Migranti e lavoro agricolo: proposte contro il caporalato

Maurizio Ambrosini
Le ultime tragedie del lavoro immigrato in agricoltura -16 morti in due incidenti stradali nel foggiano tra il 4 e il 6 agosto - hanno riportato alla ribalta una questione annosa e sempre rimossa, dopo le fiammate di attenzione dovute a qualche drammatico evento: lo sfruttamento degli immigrati nelle campagne meridionali, e non solo. Non necessariamente clandestini, né sbarcati negli ultimi anni, e neppure africani come le vittime dei giorni scorsi. Per esempio nell’agro pontino sono indiani sikh, nel ragusano tunisini insediati da anni e romeni di arrivo più recente. 

La periodica ricostruzione delle vergognose baraccopoli, con tanto di barbieri, supermercatini e night-clubs completamente fuori legge, mostra un volto inquietante di una componente dell’agricoltura italiana: per reggere sul mercato, ha bisogno di ricorrere al lavoro sottopagato degli immigrati, e di farli vivere in condizioni inaccettabili. 

Le condizioni capestro imposte dalla grande distribuzione, la scarsa modernizzazione dei sistemi produttivi, i bassi prezzi pagati dai consumatori finali hanno dei costi, e questi costi si scaricano sui più deboli, i braccianti che raccolgono i frutti dei campi. È singolare che autorità locali, forze dell’ordine, magistratura e cittadini riescano a non vederli, finché non accade qualcosa di grave. Anche l’enfasi momentanea sulla lotta al caporalato investe semmai il penultimo anello della catena, formato sempre più da altri immigrati. Gli interessi più corposi sono appena sfiorati dalle polemiche.

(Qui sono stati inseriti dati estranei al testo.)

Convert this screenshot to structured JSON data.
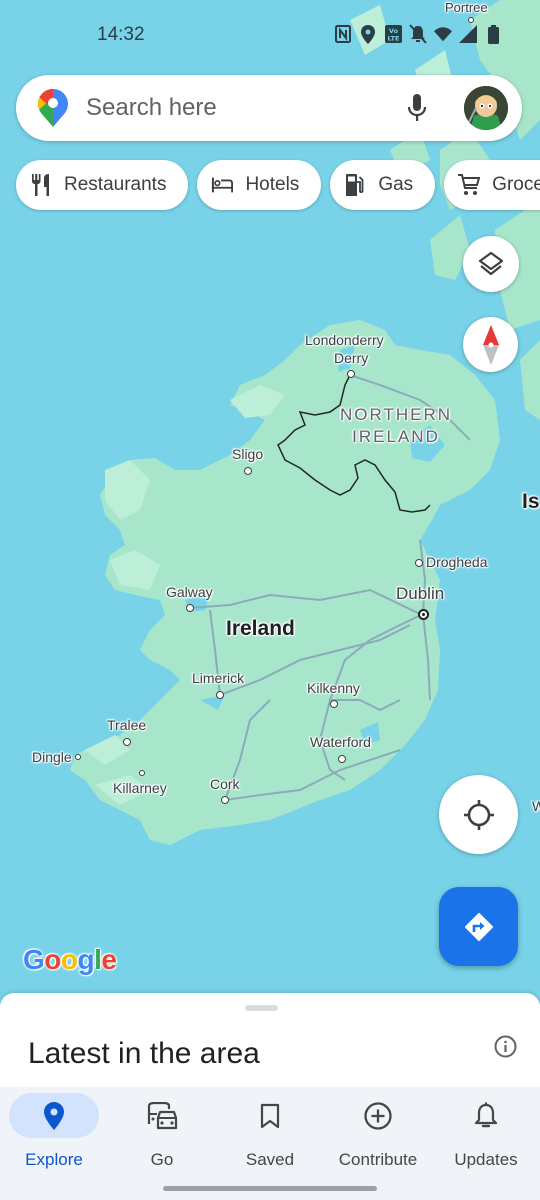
{
  "status_bar": {
    "time": "14:32",
    "icons": [
      "nfc-icon",
      "location-icon",
      "volte-icon",
      "mute-icon",
      "wifi-icon",
      "signal-icon",
      "battery-icon"
    ]
  },
  "search": {
    "placeholder": "Search here",
    "value": "",
    "mic_icon": "mic-icon",
    "avatar_icon": "account-avatar"
  },
  "chips": [
    {
      "label": "Restaurants",
      "icon": "restaurant-icon"
    },
    {
      "label": "Hotels",
      "icon": "hotel-icon"
    },
    {
      "label": "Gas",
      "icon": "gas-station-icon"
    },
    {
      "label": "Groceries",
      "icon": "cart-icon"
    }
  ],
  "map": {
    "labels": {
      "portree": "Portree",
      "londonderry": "Londonderry",
      "derry": "Derry",
      "northern_ireland_1": "NORTHERN",
      "northern_ireland_2": "IRELAND",
      "sligo": "Sligo",
      "isle": "Is",
      "drogheda": "Drogheda",
      "galway": "Galway",
      "dublin": "Dublin",
      "ireland": "Ireland",
      "limerick": "Limerick",
      "kilkenny": "Kilkenny",
      "tralee": "Tralee",
      "dingle": "Dingle",
      "waterford": "Waterford",
      "killarney": "Killarney",
      "cork": "Cork",
      "w_edge": "W"
    },
    "colors": {
      "water": "#78d3e8",
      "land": "#a8e6cc",
      "land_light": "#bdeed8",
      "road": "#8aa4b8",
      "border": "#1f2a22"
    }
  },
  "map_controls": {
    "layers": "layers-icon",
    "compass": "compass-icon",
    "my_location": "my-location-icon",
    "directions": "directions-icon"
  },
  "branding": {
    "google": [
      "G",
      "o",
      "o",
      "g",
      "l",
      "e"
    ]
  },
  "bottom_sheet": {
    "title": "Latest in the area",
    "info_icon": "info-icon"
  },
  "nav": {
    "active": "Explore",
    "items": [
      {
        "label": "Explore",
        "icon": "explore-pin-icon"
      },
      {
        "label": "Go",
        "icon": "commute-icon"
      },
      {
        "label": "Saved",
        "icon": "bookmark-icon"
      },
      {
        "label": "Contribute",
        "icon": "add-circle-icon"
      },
      {
        "label": "Updates",
        "icon": "bell-icon"
      }
    ]
  },
  "colors": {
    "accent": "#1a73e8",
    "nav_active": "#0b57d0",
    "nav_active_bg": "#d3e3fd",
    "nav_bg": "#f0f3f8"
  }
}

Il lavoro degli immigrati per fortuna è anche altro: 2,4 milioni di occupati regolari, tra cui 570mila titolari di attività economiche. Un gettito fiscale e contributivo che supera ampiamente i costi dell’accoglienza dei rifugiati e dei servizi richiesti dalle famiglie ricongiunte dall’estero. Ma rimane in gran parte lavoro povero, subalterno. Il lavoro delle 5 P: precario, pesante, pericoloso, poco pagato, penalizzato socialmente. È singolare che mentre il Senato votava il cosiddetto decreto Dignità, il caso di Foggia abbia fatto emergere quanto poca dignità venga garantita a tanti lavoratori delle campagne.

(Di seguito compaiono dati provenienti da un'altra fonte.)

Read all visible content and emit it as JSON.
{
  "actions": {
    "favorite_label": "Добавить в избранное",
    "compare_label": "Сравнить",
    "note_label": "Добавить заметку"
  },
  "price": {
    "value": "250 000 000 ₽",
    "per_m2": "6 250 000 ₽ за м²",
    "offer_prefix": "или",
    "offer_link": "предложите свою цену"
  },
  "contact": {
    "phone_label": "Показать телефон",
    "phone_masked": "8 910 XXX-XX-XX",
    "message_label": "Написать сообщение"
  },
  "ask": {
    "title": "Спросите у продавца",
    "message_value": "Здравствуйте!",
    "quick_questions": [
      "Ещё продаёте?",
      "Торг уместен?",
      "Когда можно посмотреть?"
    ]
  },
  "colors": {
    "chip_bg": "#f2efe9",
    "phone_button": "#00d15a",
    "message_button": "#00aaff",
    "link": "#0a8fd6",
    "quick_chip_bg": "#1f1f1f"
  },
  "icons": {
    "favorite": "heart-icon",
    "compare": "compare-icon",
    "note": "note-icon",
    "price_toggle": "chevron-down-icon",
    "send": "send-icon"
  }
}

Lancio quindi alcune proposte. La prima è quella di mandare un folto gruppo di ispettori del lavoro, scortati dalle forze dell’ordine, a identificare e denunciare i datori di lavori che sfruttano i braccianti immigrati. Non dovrebbe essere difficile: basta seguire le campagne di raccolta dei prodotti agricoli, vedere dove sorgono le baraccopoli, seguire i pullmini che li portano al lavoro. Eventualmente con i droni, come ha annunciato Salvini. La seconda proposta riguarda il nesso tra lavoro e riduzione del carico per le casse dello Stato dei richiedenti asilo (una parte soltanto dei braccianti, va ribadito): come in altri Paesi, chi trova un lavoro dovrebbe ricevere un permesso di soggiorno, inizialmente di un anno, ponendo fine alle controversie sulla fondatezza della domanda di asilo, e potrebbe cominciare una vita autonoma.

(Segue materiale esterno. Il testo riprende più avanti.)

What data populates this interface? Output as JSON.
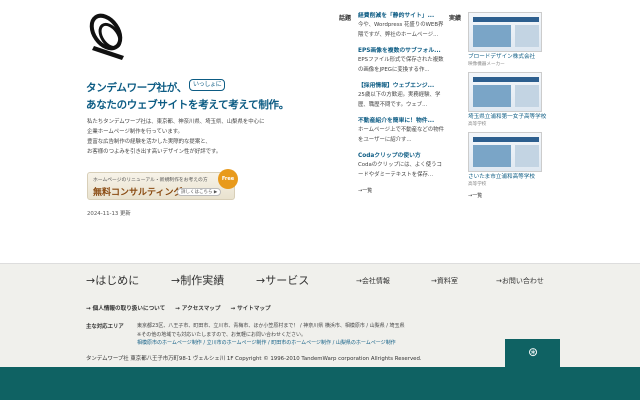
{
  "header": {
    "headline_line1": "タンデムワープ社が、",
    "headline_bubble": "いっしょに",
    "headline_line2": "あなたのウェブサイトを考えて考えて制作。",
    "intro": [
      "私たちタンデムワープ社は、東京都、神奈川県、埼玉県、山梨県を中心に",
      "企業ホームページ制作を行っています。",
      "豊富な広告制作の経験を活かした実際的な提案と、",
      "お客様のつよみを引き出す高いデザイン性が好評です。"
    ],
    "cta_small": "ホームページのリニューアル・新規制作をお考えの方",
    "cta_big": "無料コンサルティング",
    "cta_detail": "詳しくはこちら ▶",
    "cta_circle": "Free",
    "date": "2024-11-13 更新"
  },
  "topics": {
    "label": "話題",
    "items": [
      {
        "title": "経費削減を「静的サイト」...",
        "desc": "今や、Wordpress 花盛りのWEB界隈ですが、弊社のホームページ..."
      },
      {
        "title": "EPS画像を複数のサブフォル...",
        "desc": "EPSファイル形式で保存された複数の画像をJPEGに変換する作..."
      },
      {
        "title": "【採用情報】ウェブエンジ...",
        "desc": "25歳以下の方歓迎。実務経験、学歴、職歴不問です。ウェブ..."
      },
      {
        "title": "不動産紹介を簡単に！物件...",
        "desc": "ホームページ上で不動産などの物件をユーザーに紹介す..."
      },
      {
        "title": "Codaクリップの使い方",
        "desc": "Codaのクリップには、よく使うコードやダミーテキストを保存..."
      }
    ],
    "more": "→一覧"
  },
  "works": {
    "label": "実績",
    "items": [
      {
        "name": "ブロードデザイン株式会社",
        "category": "映像機器メーカー"
      },
      {
        "name": "埼玉県立浦和第一女子高等学校",
        "category": "高等学校"
      },
      {
        "name": "さいたま市立浦和高等学校",
        "category": "高等学校"
      }
    ],
    "more": "→一覧"
  },
  "nav": {
    "main": [
      "→はじめに",
      "→制作実績",
      "→サービス"
    ],
    "sub": [
      "→会社情報",
      "→資料室",
      "→お問い合わせ"
    ],
    "links": [
      "→ 個人情報の取り扱いについて",
      "→ アクセスマップ",
      "→ サイトマップ"
    ],
    "area_label": "主な対応エリア",
    "area_lines": [
      "東京都23区、八王子市、町田市、立川市、青梅市、ほか小笠原村まで！ / 神奈川県 横浜市、相模原市 / 山梨県 / 埼玉県",
      "※その他の地域でも対応いたしますので、お気軽にお問い合わせください。"
    ],
    "area_links": "相模原市のホームページ制作 / 立川市のホームページ制作 / 町田市のホームページ制作 / 山梨県のホームページ制作",
    "copyright": "タンデムワープ社 東京都八王子市万町98-1 ヴェルシェ川 1F Copyright © 1996-2010 TandemWarp corporation Allrights Reserved."
  }
}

Infine, per decongestionare il canale dell’asilo e istituire un’alternativa ai rischiosi viaggi attraverso la Libia e poi per mare, si dovrebbero ampliare le possibilità di immigrazione per lavoro stagionale, già previste dalle nostre leggi e dai decreti flussi annuali. Gli Stati Uniti hanno ridotto l’immigrazione non autorizzata dal Messico proprio riaprendo un canale d’immigrazione legale, stagionale, per l’agricoltura. Se le persone possono entrare, lavorare, tornare al loro Paese per ripresentarsi l’anno successivo, saranno meno disposte a rischiare la vita nei viaggi della speranza. Allo stesso tempo, contratti di lavoro legali e dignitosi dovrebbero disciplinare questi flussi.